Lac Insect

June 18, 2025

In a new study, researchers at the Indian Institute of Science (IISc) have unravelled the mystery behind how the lac insect produces laccaic acid that is used to make lac pigment.

About Lac Insect:

  • It is hemimetabolouse. it undergoes gradual metamorphosis.
  • The main stages of lac insect life cycle are egg, nymph instars, pupa and adult.
  • The lac insects show an ovoviviparous reproduction. The life cycle is completed in about six months.
  • Lac insects live in cavities or cells made in the resin or lac secreted by them on their host plant.
  • The lac insect grows on certain trees (like the flame of the forest), drinks its sugary sap, and secretes a sticky resin called shellac.
  • It also makes a bright red compound called laccaic acid, which is used to make the pigment.
  • In India, mainly there are two distinct strains of Lac insect: kusumi and rangeeni.
  • Lac insects have six genera from which only five can secrete lac, but commercial lac can be secreted by only one, i.e. Laccifer.
  • The commonest and most widely occurring species of lac insect in India is Laccifer lacca
  • Distribution: The lac insects are distributed in South-East Asian countries like India, Thailand, Malaya, Lao Myanmar, and Yuan province of China.
  • Among these countries India and Thailand are the main lacs producing areas in the world.
  • In India over 90% of lac produced comes from the states of Bihar, Jharkhand, West Bengal, Madhya Pradesh, Chhattisgarh, Eastern Maharashtra and northern Orissa.
  • Uses of Lac pigment: The lac pigment is a prized commodity used in food colouring, textiles, dyes, handicrafts, and folk art.

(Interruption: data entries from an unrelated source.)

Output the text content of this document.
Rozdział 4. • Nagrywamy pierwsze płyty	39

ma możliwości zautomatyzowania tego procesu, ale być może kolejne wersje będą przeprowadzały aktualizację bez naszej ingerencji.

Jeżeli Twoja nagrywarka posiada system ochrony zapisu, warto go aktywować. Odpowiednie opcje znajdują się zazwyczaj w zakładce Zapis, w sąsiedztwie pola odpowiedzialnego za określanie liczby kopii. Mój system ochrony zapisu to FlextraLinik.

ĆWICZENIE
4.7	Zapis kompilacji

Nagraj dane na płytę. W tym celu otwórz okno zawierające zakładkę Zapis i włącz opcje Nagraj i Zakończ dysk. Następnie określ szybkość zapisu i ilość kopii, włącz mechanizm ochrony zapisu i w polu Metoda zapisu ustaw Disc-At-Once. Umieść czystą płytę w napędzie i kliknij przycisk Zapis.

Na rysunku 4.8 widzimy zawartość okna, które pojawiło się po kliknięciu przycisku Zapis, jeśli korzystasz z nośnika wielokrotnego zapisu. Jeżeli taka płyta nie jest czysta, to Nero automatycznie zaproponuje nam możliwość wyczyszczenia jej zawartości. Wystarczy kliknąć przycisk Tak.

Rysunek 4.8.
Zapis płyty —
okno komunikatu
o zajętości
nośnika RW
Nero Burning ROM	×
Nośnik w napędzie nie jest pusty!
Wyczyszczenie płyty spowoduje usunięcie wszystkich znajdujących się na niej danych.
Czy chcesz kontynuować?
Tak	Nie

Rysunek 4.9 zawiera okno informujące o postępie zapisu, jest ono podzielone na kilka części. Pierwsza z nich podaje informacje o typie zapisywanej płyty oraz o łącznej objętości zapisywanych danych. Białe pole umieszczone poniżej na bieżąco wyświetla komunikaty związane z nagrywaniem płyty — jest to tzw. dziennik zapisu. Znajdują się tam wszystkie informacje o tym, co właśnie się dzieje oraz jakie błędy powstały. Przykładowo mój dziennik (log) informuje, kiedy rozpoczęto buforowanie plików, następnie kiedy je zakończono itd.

Highlights of the research

  • Researchers have found that the colourful pigment extracted from the lac insect may actually be produced by a symbiotic yeast-like organism living inside the insect.
  • One of the key ingredients required for laccaic acid synthesis is an amino acid called tyrosine, which the insect cannot make on its own or source from the tree sap.
  • Such missing ingredients are usually supplied by symbiotic bacteria or fungi that live inside insect bodies and secrete these molecules in exchange for housing.
  • The fungus is actually inside the insect’s oocyte (egg cell).
  • The fungus floats around in the insect’s haemolymph — the equivalent of animal blood — and as soon as the oocyte matures, it latches on to it and enters the oocyte, and gets transmitted to the offspring that emerges from the oocyte.